Bike lockers unveiled in Baldwin, other areas


Growing up, Town Supervisor Laura Gillen often struggled to find a parking spot near the Long Island Rail Road. “Once you get past those early morning trains it’s so difficult to find a spot,” Gillen said. And for people like her husband who choose to bike to the train, there are no safe ways to park their bike. “He got home one day and found his chain and his wheel, but not his bike,” she said.

Now, the town hopes to have found a way to encourage healthier commutes while giving bikers peace of mind. Gillen joined Town Clerk Sylvia Cabana and state Sen.
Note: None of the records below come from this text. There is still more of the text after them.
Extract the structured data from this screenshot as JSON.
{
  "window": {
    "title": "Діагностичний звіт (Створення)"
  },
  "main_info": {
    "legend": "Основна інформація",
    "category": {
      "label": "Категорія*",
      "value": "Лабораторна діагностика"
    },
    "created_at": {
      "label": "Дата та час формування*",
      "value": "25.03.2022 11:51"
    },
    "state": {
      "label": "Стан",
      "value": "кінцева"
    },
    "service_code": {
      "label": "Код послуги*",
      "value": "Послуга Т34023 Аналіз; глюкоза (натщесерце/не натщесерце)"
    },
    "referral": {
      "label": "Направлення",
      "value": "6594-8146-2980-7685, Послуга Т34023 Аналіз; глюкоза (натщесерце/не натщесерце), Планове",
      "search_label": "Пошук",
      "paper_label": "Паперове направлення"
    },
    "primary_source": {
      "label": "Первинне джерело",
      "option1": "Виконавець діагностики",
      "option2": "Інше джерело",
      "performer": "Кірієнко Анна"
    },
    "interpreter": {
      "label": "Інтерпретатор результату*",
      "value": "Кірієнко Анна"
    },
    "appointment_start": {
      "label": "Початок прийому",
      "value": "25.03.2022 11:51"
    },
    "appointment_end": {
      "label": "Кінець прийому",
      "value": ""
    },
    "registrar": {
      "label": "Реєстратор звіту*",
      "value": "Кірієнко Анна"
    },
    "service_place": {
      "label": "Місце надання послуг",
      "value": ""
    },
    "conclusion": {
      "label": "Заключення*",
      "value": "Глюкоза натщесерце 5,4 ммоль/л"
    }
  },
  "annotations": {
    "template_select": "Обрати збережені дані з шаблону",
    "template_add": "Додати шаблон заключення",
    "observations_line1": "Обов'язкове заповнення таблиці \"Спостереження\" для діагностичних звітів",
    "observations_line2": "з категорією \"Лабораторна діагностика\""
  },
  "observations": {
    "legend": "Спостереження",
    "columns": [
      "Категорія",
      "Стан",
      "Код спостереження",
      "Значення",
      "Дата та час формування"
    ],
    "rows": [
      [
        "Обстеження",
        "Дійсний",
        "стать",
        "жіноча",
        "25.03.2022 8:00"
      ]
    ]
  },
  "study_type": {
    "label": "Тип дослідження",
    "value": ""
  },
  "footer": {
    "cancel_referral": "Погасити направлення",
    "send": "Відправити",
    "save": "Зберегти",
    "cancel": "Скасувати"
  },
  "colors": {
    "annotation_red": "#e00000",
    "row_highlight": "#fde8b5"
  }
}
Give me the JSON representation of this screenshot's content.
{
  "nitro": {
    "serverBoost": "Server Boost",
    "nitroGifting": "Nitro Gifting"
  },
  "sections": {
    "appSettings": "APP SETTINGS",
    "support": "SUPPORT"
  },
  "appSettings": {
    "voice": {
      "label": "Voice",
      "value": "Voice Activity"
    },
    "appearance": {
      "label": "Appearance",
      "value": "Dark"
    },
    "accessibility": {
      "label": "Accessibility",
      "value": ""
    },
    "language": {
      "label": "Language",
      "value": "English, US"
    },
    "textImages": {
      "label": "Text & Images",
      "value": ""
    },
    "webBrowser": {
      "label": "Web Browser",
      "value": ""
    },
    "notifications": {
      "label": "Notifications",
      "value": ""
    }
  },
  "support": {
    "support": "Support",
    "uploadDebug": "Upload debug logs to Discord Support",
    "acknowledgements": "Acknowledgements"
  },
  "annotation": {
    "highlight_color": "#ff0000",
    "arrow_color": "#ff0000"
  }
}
Todd Kaminsky on Oct. 9 to unveil the first bike lockers to be placed at LIRR stations throughout Hempstead town. “These bike lockers are an incredibly great asset for our community,” Gillen said. “Because they serve our environment, because they give our residents an alternative way to come down to the station.”

Ownership of the lockers was transferred to the town from the state Department of Transportation, with the help of Kaminsky, a Democrat from Long Beach. “Anyone who lives in the suburbs knows there are more commuters than there are parking spots,” he said. “When it comes to commuting, it’s the small things that count sometimes.”

Residents from Baldwin, Oceanside, Wantagh, Woodmere, Bellmore and Merrick were able to sign up for a locker through a lottery system — Bellmore resident Scott Hammer was the first one to be picked for one. Right now there are 36 lockers throughout the town, but officials said that number could grow if more people become interested in it. “It may seem like a small number, some cynical person may say,” Kaminsky said, “but the state is very interested in knowing how subscribed these are and how well used they are.”

East Meadow resident Bill Selsky, president of the Long Island Bike Club, said he hopes the program is successful and that the town will be able to add more lockers. “I think it’s a good thing,” Selsky said in a telephone interview. “If there were more lockers I think more people would use them.”

Residents picked for a locker must pay a $40 key deposit and get to keep the locker for a year, after which they will get their deposit back and must return the key. Each is 4-feet tall and 6-feet long, capable of fitting most standard bicycles, and is weatherproof.

Cabana said biking to work is not just good for the environment, but people’s well being. “You relieve stress and you’re getting exercise,” she said. “Riding your bicycle to the train station is much healthier for you and obviously much better for the environment.”